Oh, in how many places have we seen men whom you might praise to the very skies if you could believe their words— but whom you might cast into the nethermost pit if you could see their secret actions? God forgive any of you who are so acting! I had almost said I can scarce forgive you. I canforgive the man who riots openly and makes no profession of being better. But the man who fawns and cants and pretends and prays and then lives in sin—that man I hate—I cannot bear him. I abhor him from my very soul. If he will turn from his ways, I will love him but in his hypocrisy he is to me the most loathsome of all creatures.

‘Tis said the toad does wear a jewel in her head but the hypocrite has none but bears filthiness about him—while he pretends to be in love with righteousness. A mere profession, my Hearers, is but painted pageantry to go to Hell in. It is like the plumes upon the hearse and the trappings upon the black horses which drag men to their graves—the funeral array of dead souls. Take heed above everything of a waxen profession that will not stand the sun. Take care of all that needs to have two faces to carry it out. Be one thing, or else the other. If you make up your mind to serve Satan, do not pretend to serve God. And if you serve God, serve Him with all your heart.
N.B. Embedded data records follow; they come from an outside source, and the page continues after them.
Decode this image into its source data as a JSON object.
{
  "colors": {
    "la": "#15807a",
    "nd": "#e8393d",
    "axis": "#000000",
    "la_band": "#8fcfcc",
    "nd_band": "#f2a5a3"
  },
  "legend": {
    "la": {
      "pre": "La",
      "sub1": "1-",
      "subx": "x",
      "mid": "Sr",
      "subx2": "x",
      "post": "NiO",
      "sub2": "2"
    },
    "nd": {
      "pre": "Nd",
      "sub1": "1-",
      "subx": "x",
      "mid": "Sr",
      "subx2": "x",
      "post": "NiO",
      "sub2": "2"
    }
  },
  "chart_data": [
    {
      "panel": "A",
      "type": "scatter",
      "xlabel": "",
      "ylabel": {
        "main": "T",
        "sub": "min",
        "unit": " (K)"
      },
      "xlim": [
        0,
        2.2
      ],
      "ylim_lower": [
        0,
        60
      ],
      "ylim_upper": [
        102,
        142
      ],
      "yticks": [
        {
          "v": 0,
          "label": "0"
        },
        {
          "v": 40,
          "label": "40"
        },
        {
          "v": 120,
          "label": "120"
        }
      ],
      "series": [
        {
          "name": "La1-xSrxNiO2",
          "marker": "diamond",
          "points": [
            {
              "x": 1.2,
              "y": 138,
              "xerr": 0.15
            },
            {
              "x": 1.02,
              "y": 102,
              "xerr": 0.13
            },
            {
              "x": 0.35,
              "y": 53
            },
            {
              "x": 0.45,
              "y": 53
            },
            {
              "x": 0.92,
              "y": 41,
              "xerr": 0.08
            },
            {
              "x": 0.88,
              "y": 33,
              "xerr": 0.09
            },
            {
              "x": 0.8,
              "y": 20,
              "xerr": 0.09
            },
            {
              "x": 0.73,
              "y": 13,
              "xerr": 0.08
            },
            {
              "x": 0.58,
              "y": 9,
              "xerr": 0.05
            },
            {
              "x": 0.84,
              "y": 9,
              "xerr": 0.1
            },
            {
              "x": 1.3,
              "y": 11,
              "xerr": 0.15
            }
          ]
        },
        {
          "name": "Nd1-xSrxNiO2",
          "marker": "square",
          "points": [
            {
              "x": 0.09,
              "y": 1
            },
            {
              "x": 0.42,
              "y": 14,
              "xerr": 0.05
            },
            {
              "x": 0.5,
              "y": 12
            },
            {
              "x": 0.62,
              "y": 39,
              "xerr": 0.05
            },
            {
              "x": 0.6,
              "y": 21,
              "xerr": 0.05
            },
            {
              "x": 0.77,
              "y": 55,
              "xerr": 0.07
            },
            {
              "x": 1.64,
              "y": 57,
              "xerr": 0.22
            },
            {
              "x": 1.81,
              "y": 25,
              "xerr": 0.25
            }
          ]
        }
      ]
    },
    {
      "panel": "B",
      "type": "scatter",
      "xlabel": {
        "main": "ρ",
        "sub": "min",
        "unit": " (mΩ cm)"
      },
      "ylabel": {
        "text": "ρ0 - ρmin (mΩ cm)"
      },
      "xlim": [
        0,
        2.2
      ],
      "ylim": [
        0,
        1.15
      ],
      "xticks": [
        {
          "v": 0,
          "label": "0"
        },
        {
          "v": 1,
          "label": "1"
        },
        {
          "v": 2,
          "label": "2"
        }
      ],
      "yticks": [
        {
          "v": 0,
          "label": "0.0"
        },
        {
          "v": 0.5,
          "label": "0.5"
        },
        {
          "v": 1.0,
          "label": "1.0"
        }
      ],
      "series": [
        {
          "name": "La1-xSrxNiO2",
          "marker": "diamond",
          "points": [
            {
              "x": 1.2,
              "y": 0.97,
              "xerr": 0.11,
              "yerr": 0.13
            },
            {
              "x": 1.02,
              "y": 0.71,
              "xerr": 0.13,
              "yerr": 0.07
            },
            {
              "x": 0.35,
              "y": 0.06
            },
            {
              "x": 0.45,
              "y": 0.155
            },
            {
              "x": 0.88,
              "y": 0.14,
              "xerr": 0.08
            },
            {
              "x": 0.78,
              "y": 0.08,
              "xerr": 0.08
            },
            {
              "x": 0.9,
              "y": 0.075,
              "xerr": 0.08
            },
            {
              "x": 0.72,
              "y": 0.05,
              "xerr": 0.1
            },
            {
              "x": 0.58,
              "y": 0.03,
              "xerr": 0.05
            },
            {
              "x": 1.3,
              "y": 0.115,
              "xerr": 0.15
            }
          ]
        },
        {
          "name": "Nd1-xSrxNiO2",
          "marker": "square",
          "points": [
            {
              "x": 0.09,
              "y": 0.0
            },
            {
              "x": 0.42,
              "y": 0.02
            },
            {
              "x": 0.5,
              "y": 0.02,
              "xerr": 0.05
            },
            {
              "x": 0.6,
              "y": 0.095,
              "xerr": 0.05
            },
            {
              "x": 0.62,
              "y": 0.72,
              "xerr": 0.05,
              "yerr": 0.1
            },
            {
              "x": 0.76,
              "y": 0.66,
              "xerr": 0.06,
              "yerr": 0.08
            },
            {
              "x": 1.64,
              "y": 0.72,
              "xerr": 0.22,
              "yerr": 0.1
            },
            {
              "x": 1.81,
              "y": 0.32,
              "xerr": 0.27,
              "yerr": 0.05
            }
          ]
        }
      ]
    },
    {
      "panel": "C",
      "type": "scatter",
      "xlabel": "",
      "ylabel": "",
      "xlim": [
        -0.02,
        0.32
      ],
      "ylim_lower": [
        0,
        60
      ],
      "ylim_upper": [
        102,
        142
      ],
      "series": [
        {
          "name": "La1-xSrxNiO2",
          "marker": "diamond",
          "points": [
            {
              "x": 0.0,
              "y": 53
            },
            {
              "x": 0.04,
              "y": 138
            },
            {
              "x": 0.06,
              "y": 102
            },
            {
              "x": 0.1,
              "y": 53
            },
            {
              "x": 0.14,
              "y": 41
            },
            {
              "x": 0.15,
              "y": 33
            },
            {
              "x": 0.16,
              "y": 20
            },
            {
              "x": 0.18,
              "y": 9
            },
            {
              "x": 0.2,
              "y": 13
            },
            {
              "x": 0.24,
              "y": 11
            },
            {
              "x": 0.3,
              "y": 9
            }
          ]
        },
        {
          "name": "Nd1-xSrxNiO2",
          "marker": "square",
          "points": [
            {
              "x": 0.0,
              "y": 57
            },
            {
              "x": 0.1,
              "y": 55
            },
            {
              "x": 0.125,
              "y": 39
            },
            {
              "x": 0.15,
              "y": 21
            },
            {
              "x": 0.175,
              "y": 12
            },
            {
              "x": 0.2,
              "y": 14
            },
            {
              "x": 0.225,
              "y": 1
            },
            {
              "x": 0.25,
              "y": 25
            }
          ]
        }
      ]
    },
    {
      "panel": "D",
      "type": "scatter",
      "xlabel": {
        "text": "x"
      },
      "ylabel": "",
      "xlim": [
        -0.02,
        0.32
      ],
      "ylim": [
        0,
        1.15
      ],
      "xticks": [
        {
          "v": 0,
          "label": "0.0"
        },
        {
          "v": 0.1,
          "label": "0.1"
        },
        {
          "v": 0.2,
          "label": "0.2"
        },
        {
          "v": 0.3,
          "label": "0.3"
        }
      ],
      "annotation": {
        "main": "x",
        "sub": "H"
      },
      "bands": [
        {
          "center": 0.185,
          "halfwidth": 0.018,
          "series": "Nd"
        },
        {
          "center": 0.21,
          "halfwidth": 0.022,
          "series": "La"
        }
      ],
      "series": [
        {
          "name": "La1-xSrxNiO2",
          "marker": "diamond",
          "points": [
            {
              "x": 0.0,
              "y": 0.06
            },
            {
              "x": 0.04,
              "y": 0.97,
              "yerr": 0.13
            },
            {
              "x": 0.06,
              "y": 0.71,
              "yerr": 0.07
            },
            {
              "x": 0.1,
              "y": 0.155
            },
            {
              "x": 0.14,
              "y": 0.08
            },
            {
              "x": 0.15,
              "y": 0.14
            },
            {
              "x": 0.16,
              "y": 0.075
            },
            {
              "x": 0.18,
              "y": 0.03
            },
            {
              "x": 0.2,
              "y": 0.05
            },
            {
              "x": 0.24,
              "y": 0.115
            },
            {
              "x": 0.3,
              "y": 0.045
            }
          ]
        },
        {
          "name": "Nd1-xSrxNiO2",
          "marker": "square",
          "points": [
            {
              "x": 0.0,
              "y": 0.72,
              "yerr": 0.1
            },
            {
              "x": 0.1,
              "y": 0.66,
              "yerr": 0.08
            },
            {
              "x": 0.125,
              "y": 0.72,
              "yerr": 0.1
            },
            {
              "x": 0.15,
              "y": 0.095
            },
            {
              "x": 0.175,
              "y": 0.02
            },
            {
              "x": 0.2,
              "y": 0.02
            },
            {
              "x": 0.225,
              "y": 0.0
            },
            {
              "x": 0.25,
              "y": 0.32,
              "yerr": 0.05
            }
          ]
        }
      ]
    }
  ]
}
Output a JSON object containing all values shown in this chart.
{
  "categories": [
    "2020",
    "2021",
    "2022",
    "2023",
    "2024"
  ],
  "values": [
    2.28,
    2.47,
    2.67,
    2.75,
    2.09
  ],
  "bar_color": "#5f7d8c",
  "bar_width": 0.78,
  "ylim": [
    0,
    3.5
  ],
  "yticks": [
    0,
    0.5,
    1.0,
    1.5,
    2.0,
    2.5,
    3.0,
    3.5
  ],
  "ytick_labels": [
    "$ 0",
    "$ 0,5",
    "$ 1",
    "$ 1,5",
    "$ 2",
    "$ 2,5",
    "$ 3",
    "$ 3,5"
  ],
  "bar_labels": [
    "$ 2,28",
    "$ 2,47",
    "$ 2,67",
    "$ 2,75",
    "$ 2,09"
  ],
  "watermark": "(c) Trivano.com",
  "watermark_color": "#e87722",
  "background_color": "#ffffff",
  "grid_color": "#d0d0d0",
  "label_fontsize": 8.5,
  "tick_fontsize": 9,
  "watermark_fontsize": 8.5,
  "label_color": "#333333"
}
"No man can serve two masters." Do not try it, do not endeavor to do it, for no life will be more miserable than that. Above all beware of committing acts which it will be necessary to conceal. There is a singular poem by Hood, called "The Dream of Eugene Aram"—a most remarkable piece it is, indeed, illustrating the point on which I am now dwelling. Aram has murdered a man and cast his body into the river—"a sluggish water, black as ink, the depth was so extreme." The next morning he visited the scene of his guilt—

"And sought the black accursed pool, 
With a wild misgiving eye; 
And he saw the dead in the river bed, 
For the faithless stream was dry."

Next he covered the corpse with heaps of leaves but a mighty wind swept through the wood and left the secret bare before the sun— 

"Then down I cast me on my face, 
And first began to weep, 
For I knew my secret then was one 
That earth refused to keep. 
On land or sea though it should be
Ten thousand fathoms deep."

In plaintive notes he prophesies his own discovery. He buried his victim in a cave and trod him down with stones but when years had run their weary round the foul deed was discovered and the murderer put to death. Guilt is a "grim chamberlain," even when fingers are not bloody red. Secret sins bring fevered eyes and sleepless nights until men burn out their consciences and become in very deed ripe for the pit. Hypocrisy is a hard game to play at, for it is one deceiver against many observers. And for certain it is a miserable trade, which will earn at last, as its certain climax, a tremendous bankruptcy.

Ah, you who have sinned without discovery, "Be sure your sin will find you out." And remember, it may find you out before long. Sin, like murder, will come out—men will even tell tales about themselves in their dreams. God has sometimes made men so pricked in their consciences that they have been obliged to come forward and confess the crime. Secret sinner! If you want the foretaste of damnation upon earth, continue in your secret sin, for no man is more miserable than he who sins secretly and yet tries to preserve a character.

Yonder stag, followed by the hungry hounds with open mouths, is far more happy than the man who is followed by his sins. Yonder bird, taken in the fowler’s net and laboring to escape, is far more happy than he who has weaved around himself a web of deception and labors to escape from it day by day by making the toils more thick and the web more strong. Oh, the misery of secret sins! Truly, one may pray, "Cleanse me from secret faults."